I've taken a less conventional path into the world of Android. I owned a Honeycomb tablet long before I finally got my hands on my first smartphone, and before that, my first Android device was a Nook Color (I booted CyanogenMod from a microSD card, so it was legit). It is due to this background that I am sad to see Barnes & Noble end in-house development of its Nook line of tablets.

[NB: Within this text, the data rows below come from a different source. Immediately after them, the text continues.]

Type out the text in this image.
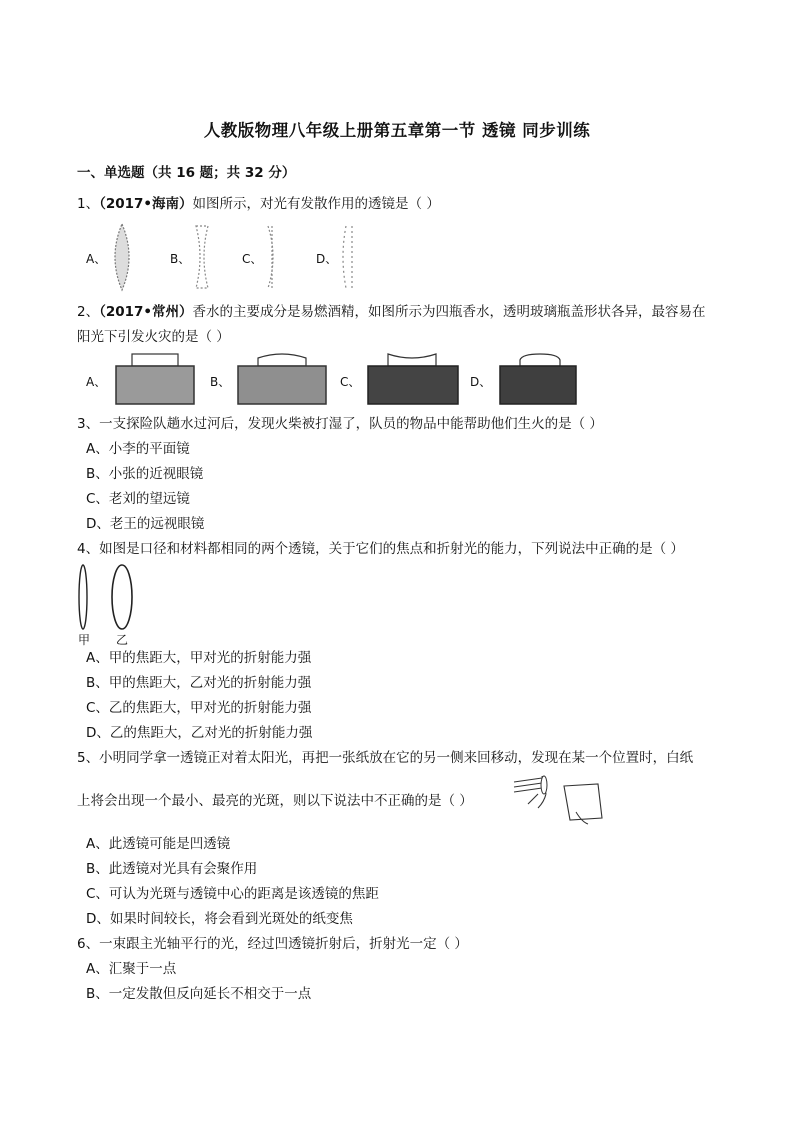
人教版物理八年级上册第五章第一节 透镜 同步训练
一、单选题（共 16 题；共 32 分）
1、（2017•海南）如图所示，对光有发散作用的透镜是（ ）
A、	B、	C、	D、
2、（2017•常州）香水的主要成分是易燃酒精，如图所示为四瓶香水，透明玻璃瓶盖形状各异，最容易在
阳光下引发火灾的是（ ）
A、	B、	C、	D、
3、一支探险队趟水过河后，发现火柴被打湿了，队员的物品中能帮助他们生火的是（ ）
A、小李的平面镜
B、小张的近视眼镜
C、老刘的望远镜
D、老王的远视眼镜
4、如图是口径和材料都相同的两个透镜，关于它们的焦点和折射光的能力，下列说法中正确的是（ ）
甲 乙
A、甲的焦距大，甲对光的折射能力强
B、甲的焦距大，乙对光的折射能力强
C、乙的焦距大，甲对光的折射能力强
D、乙的焦距大，乙对光的折射能力强
5、小明同学拿一透镜正对着太阳光，再把一张纸放在它的另一侧来回移动，发现在某一个位置时，白纸
上将会出现一个最小、最亮的光斑，则以下说法中不正确的是（ ）
A、此透镜可能是凹透镜
B、此透镜对光具有会聚作用
C、可认为光斑与透镜中心的距离是该透镜的焦距
D、如果时间较长，将会看到光斑处的纸变焦
6、一束跟主光轴平行的光，经过凹透镜折射后，折射光一定（ ）
A、汇聚于一点
B、一定发散但反向延长不相交于一点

Barnes & Noble debuted the Nook Color back at the end of 2010. Since the device was so easily hacked, it became an affordable means of running stock Android on a 7-inch device months before the Motorola Xoom arrived with Honeycomb, which would eventually solidify Android tablets as a thing. The Nook brand took off, but it never managed to close the gap with Amazon, who would sell far more Kindle Fire tablets a full year later. The subsequent Nook Tablet and Nook HD models were all rated favorably against Amazon's hardware, but they did little to turn the tide.
While Barnes & Noble will no longer develop Nook tablets, it will continue to produce e-ink devices. The company also still intends to grow its digital catalog and develop its apps currently available for a wide range of platforms. The Nook brand itself will eventually appear on new tablets developed by a third-party manufacturer that has yet to be announced.
In the meantime, the Nook HD and HD+ models are currently on sale for just $129 and $149 respectively. Now that both have full access to the Play Store, they make for a cheap way to get your game on. And yes, they're still good for reading.